The inaccuracies in the story were not without repercussion. Lawsuits appeared out of the woodwork as the survivors or their relatives disputed how people’s lives and traits had been altered. Most of the crimes depicted in Bonnie And Clyde can actually be attributed to other outlaws from the time period. Penn and screenwriters David Newman and Robert Benton were riffing with history freely, reshaping it in Hollywood’s image. Not that audiences cared. This was the movie equivalent of a dime store novel and it’s rollercoaster thrills brought home the box office.

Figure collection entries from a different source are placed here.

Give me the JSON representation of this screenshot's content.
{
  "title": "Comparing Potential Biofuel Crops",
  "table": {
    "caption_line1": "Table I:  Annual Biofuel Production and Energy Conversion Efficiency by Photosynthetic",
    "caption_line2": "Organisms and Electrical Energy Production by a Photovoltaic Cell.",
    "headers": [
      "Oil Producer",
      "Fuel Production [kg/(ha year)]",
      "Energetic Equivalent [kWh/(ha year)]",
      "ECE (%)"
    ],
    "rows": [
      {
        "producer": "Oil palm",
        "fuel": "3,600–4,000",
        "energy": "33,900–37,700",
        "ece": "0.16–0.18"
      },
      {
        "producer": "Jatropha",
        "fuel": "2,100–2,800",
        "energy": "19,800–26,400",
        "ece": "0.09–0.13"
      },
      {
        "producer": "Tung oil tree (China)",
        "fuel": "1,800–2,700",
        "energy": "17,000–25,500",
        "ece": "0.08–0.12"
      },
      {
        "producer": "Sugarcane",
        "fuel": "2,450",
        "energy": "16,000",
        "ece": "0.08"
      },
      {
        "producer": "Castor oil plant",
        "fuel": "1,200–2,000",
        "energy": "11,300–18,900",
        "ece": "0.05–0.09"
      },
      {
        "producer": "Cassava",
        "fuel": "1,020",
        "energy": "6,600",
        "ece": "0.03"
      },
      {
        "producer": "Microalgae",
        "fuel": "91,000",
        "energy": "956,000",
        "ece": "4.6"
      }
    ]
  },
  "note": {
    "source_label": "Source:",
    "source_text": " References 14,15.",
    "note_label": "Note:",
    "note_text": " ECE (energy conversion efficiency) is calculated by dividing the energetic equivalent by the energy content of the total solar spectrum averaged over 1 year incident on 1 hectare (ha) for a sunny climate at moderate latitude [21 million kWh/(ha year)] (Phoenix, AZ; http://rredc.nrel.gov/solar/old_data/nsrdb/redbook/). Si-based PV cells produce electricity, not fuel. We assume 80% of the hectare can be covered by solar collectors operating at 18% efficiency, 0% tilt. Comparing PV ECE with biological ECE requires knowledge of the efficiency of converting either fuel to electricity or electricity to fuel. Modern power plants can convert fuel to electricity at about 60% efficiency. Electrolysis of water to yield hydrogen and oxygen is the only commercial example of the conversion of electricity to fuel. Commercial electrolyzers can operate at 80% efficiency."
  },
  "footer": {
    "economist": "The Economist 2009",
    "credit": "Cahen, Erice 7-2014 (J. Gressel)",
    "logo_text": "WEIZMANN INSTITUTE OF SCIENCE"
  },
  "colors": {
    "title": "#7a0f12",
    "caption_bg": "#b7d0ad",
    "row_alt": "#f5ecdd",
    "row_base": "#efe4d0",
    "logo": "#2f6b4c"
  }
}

This cavalier attitude toward the truth does the film little damage though. In fact, in only adds to the film’s charm in a strange sort of way. Bonnie And Clyde, decades on, still feels naughty. A rude upstart of a movie. It can be witnessed in the scene with Gene Wilder. He and his young sweetheart pursue the Barrow gang when they steal their car, but watch Wilder. The situation is serious, but Wilder doesn’t sell it. Inexperienced in film, he seems barely able to stop himself from corpsing. He smirks bashfully. So does the movie. It coyly invites the audience to stop caring and enjoy the ride.
The party can’t last though. When Wilder reveals himself to be an undertaker, it is a deathly omen. Bonnie can’t stand it and orders them out of the car. She herself runs across a corn field that is covered by a cloud. The bubble has burst. The movie is set on a darker tone. It is from here that it becomes even more romantic, tragically so. The romance of an inescapable fate. Fittingly for a film about legends in the making, even these fates are embellished.
True or not, here’s some classic American filmmaking, ground-breaking in it’s day and endlessly watchable now. Like the exploits of Jesse James, new fables of American crime were being woven, this time crafted out of celluloid. If you haven’t seen it, its one for the list.